Em vista da manutenção desta obediência, é coerente a ausência de Jesus nos discursos que se fazem nos templos pós-cristãos. Nestes lugares a Lei ainda é lida em primeiro plano, mesmo que não seja cumprida, desta forma a relação necessária para a ordenação do espaço eclesiástico é ratificada, ou seja, a relação de obediência dos leigos ao ungido, isto é, ao clero. Mormente, obedece-se quando a fé é demonstrada por meio de um ato de sacrifício, em outras palavras, pelos dízimos apresentados no Templo diante dos seus líderes. Os dízimos materializam a fé, a qual devendo ter um caráter de intimidade, pessoalidade, abstração, requer um meio visível, isto é, passível da observação e controle alheio de obediência. Os dízimos representam um ato de fé sacrificial. Também poderíamos salientar uma outra obediência, a qual se expressa por meio de uma moral cristã, fundada nos mandamentos de uma lei sagrada. Desta pensaremos em outra oportunidade.

Os lobos - que outrora travestidos de fariseus, sacerdotes e profetas, agora estão travestidos de pastores - engordam com a obediência sacrificial voluntária das ovelhas que seguem o caminho do matadouro. Sem a obediência sacrificial não há engorda. Em vista disto, Jesus deve ser esquecido ou mal lido.

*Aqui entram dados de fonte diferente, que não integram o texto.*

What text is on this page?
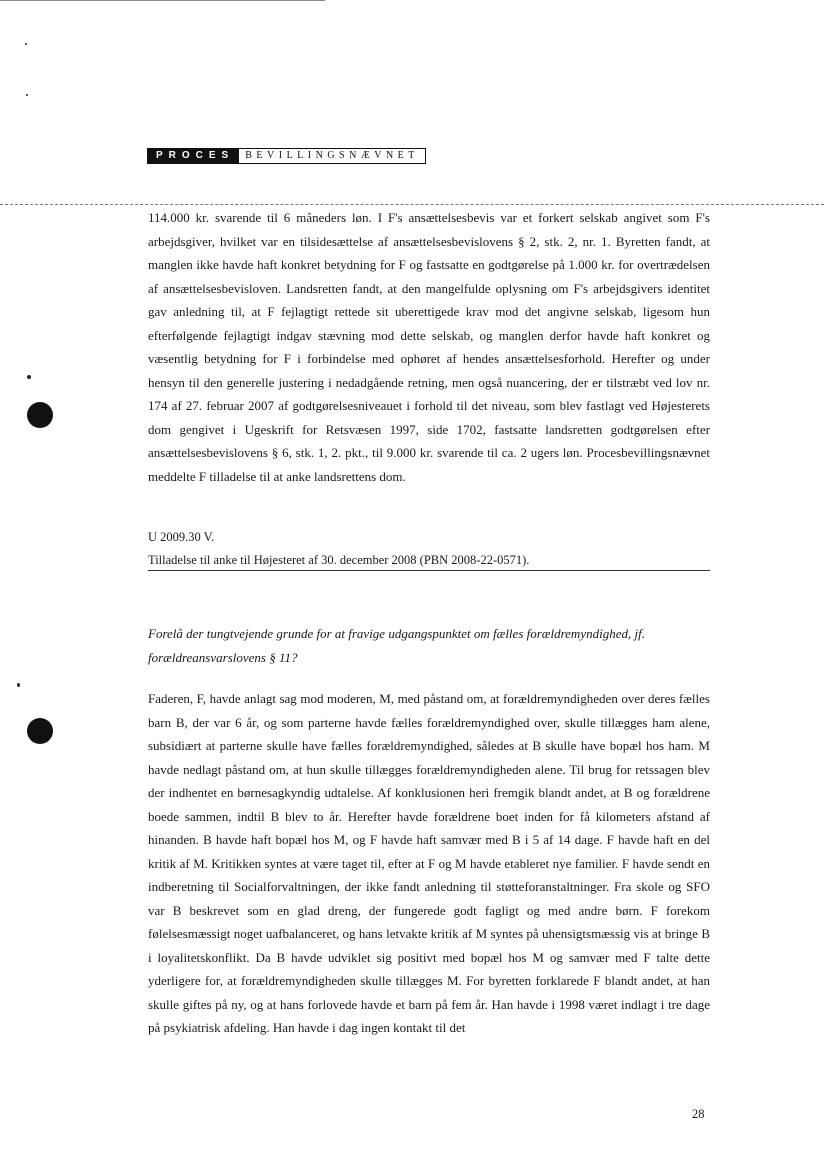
PROCES	BEVILLINGSNÆVNET
114.000 kr. svarende til 6 måneders løn. I F's ansættelsesbevis var et forkert selskab angivet som F's arbejdsgiver, hvilket var en tilsidesættelse af ansættelsesbevislovens § 2, stk. 2, nr. 1. Byretten fandt, at manglen ikke havde haft konkret betydning for F og fastsatte en godtgørelse på 1.000 kr. for overtrædelsen af ansættelsesbevisloven. Landsretten fandt, at den mangelfulde oplysning om F's arbejdsgivers identitet gav anledning til, at F fejlagtigt rettede sit uberettigede krav mod det angivne selskab, ligesom hun efterfølgende fejlagtigt indgav stævning mod dette selskab, og manglen derfor havde haft konkret og væsentlig betydning for F i forbindelse med ophøret af hendes ansættelsesforhold. Herefter og under hensyn til den generelle justering i nedadgående retning, men også nuancering, der er tilstræbt ved lov nr. 174 af 27. februar 2007 af godtgørelsesniveauet i forhold til det niveau, som blev fastlagt ved Højesterets dom gengivet i Ugeskrift for Retsvæsen 1997, side 1702, fastsatte landsretten godtgørelsen efter ansættelsesbevislovens § 6, stk. 1, 2. pkt., til 9.000 kr. svarende til ca. 2 ugers løn. Procesbevillingsnævnet meddelte F tilladelse til at anke landsrettens dom.
U 2009.30 V.
Tilladelse til anke til Højesteret af 30. december 2008 (PBN 2008-22-0571).
Forelå der tungtvejende grunde for at fravige udgangspunktet om fælles forældremyndighed, jf. forældreansvarslovens § 11?
Faderen, F, havde anlagt sag mod moderen, M, med påstand om, at forældremyndigheden over deres fælles barn B, der var 6 år, og som parterne havde fælles forældremyndighed over, skulle tillægges ham alene, subsidiært at parterne skulle have fælles forældremyndighed, således at B skulle have bopæl hos ham. M havde nedlagt påstand om, at hun skulle tillægges forældremyndigheden alene. Til brug for retssagen blev der indhentet en børnesagkyndig udtalelse. Af konklusionen heri fremgik blandt andet, at B og forældrene boede sammen, indtil B blev to år. Herefter havde forældrene boet inden for få kilometers afstand af hinanden. B havde haft bopæl hos M, og F havde haft samvær med B i 5 af 14 dage. F havde haft en del kritik af M. Kritikken syntes at være taget til, efter at F og M havde etableret nye familier. F havde sendt en indberetning til Socialforvaltningen, der ikke fandt anledning til støtteforanstaltninger. Fra skole og SFO var B beskrevet som en glad dreng, der fungerede godt fagligt og med andre børn. F forekom følelsesmæssigt noget uafbalanceret, og hans letvakte kritik af M syntes på uhensigtsmæssig vis at bringe B i loyalitetskonflikt. Da B havde udviklet sig positivt med bopæl hos M og samvær med F talte dette yderligere for, at forældremyndigheden skulle tillægges M. For byretten forklarede F blandt andet, at han skulle giftes på ny, og at hans forlovede havde et barn på fem år. Han havde i 1998 været indlagt i tre dage på psykiatrisk afdeling. Han havde i dag ingen kontakt til det
28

Aliás, é esta distância ao texto, este esquecimento de Jesus e esta leitura midiatizada pelo discurso dominante que fala de obediência, que colabora com o lançamento de toneladas de lixo sobre a possibilidade de crermos num cristianismo de Cristo que se deu a ver como o homem Jesus. Aliás, em meio a isto há uma outra questão que se deve salientar: porque as ovelhas voluntariamente se deixam sacrificar em prol dos lobos?